Герой перестал быть героем, а стал – облаком в штанах.
Модернизм, понятное дело, и не подумал покушаться на это главное Наследие классической литературы, только герои его стали столь женственны, что для упрощения стали любить лишь самих себя, хотя и не всегда отвечая себе взаимностью.
Душа повествования есть событие, перемена и приключение. И в Европе, начиная с Возрождения, женская прихоть и перемена в любви стала последним и не лучшим заменителем прихоти Рока, Правителя или Народа, обладающего всеми пороками правителя и ни одним из его достоинств. Эпоха «Романов об Александре» миновала.
Хромой бес сладострастия Асмодей и Купидон, «сводящий господ со служанками и бесприданниц – с нежными любовниками», казалось, завладел литературой.
А потом произошла вещь еще более непонятная: из романов повывелись герои, попадающие в плен к туркам, едва сев на корабль, перестали похищать из сералей султанш, пропали грозные разбойники и коварные евнухи, броды, перекрестки и талисманы; таинственные острова превратились в светские гостиные.
Прошло еще немного времени, и благородные разбойники, изгнанные со страниц высокой литературы, возродились в жуткой маске Фантомаса, ибо природа не терпит пустоты.
Произошло невиданное: единое поле культуры распалось на культуру массовую и культуру элитарную, со всеми последствиями, которые влекут за собой шизофрения и двоемыслие. Модернисты назвали неумение строить сюжет изображением бессмысленности жизни, а философские проблемы, изгнанные из массовой литературы, которая одна способна обсуждать их с надлежащей долей иронии, вернулись тем не менее в массовое сознание. И самые неудачливые из сочинителей принялись выдумывать совершенно заумные тексты, именуемые «программами-максимум» и «планами ГОЭЛРО».

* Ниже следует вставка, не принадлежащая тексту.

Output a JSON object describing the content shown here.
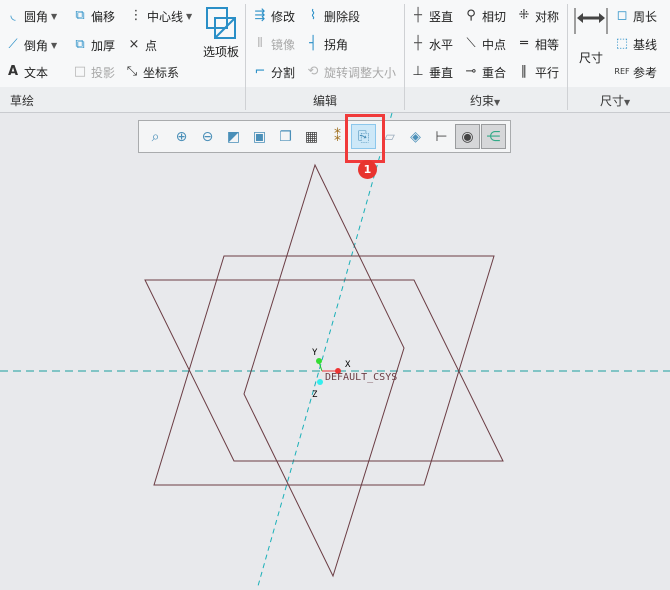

Итак, я хочу возобновить традицию – традицию не XIX и не XVIII, но XII века. Я беру свое добро там, где его нахожу, ибо только заимствуя и опираясь на традицию, возможно создать подлинно новое, – и в этом еще одно сродство повествования и истории.
Я не хочу писать реалистический роман и еще менее – роман постмодернистский; я считаю, что в хорошо написанной сцене должно быть полстраницы, два афоризма и один убитый; что действие должно развиваться от события к событию, а не от комментария к комментарию, – назовите это, если угодно, неотрадиционализмом, но понимайте под традицией большую часть мировой литературы, где история неотличима от повествования и где в рассказе об Искандаре, желавшем завоевать страну мрака, ровно столько же мудрости, сколько в намерении самого Александра провозгласить себя богом, и гораздо больше истины, нежели в любых толкованиях этого намерения.
Для этой традиции материей литературы оказывается не слово, а повествование. Повествование предполагает перипетии и приключения, а они, за исключением острот, не совершаются на пространстве одного слова, но требуют пространства фразы, абзаца и главы.
В этой книге действуют не только люди, но и города или дворцы, дворцы с серебряной кровлей и золотыми балками, круглыми, как солнце, – потому что дворцы и сады – суть не пейзаж, а действующие лица истории.
В этой книге действуют боги – потому что, по замечанию историка, политики знают, сколь неохотно толпа отваживается на необычайные предприятия, если не питает надежды на помощь богов; притом в минуты опасности народ ищет спасения скорее в безрассудствах, нежели в благоразумии.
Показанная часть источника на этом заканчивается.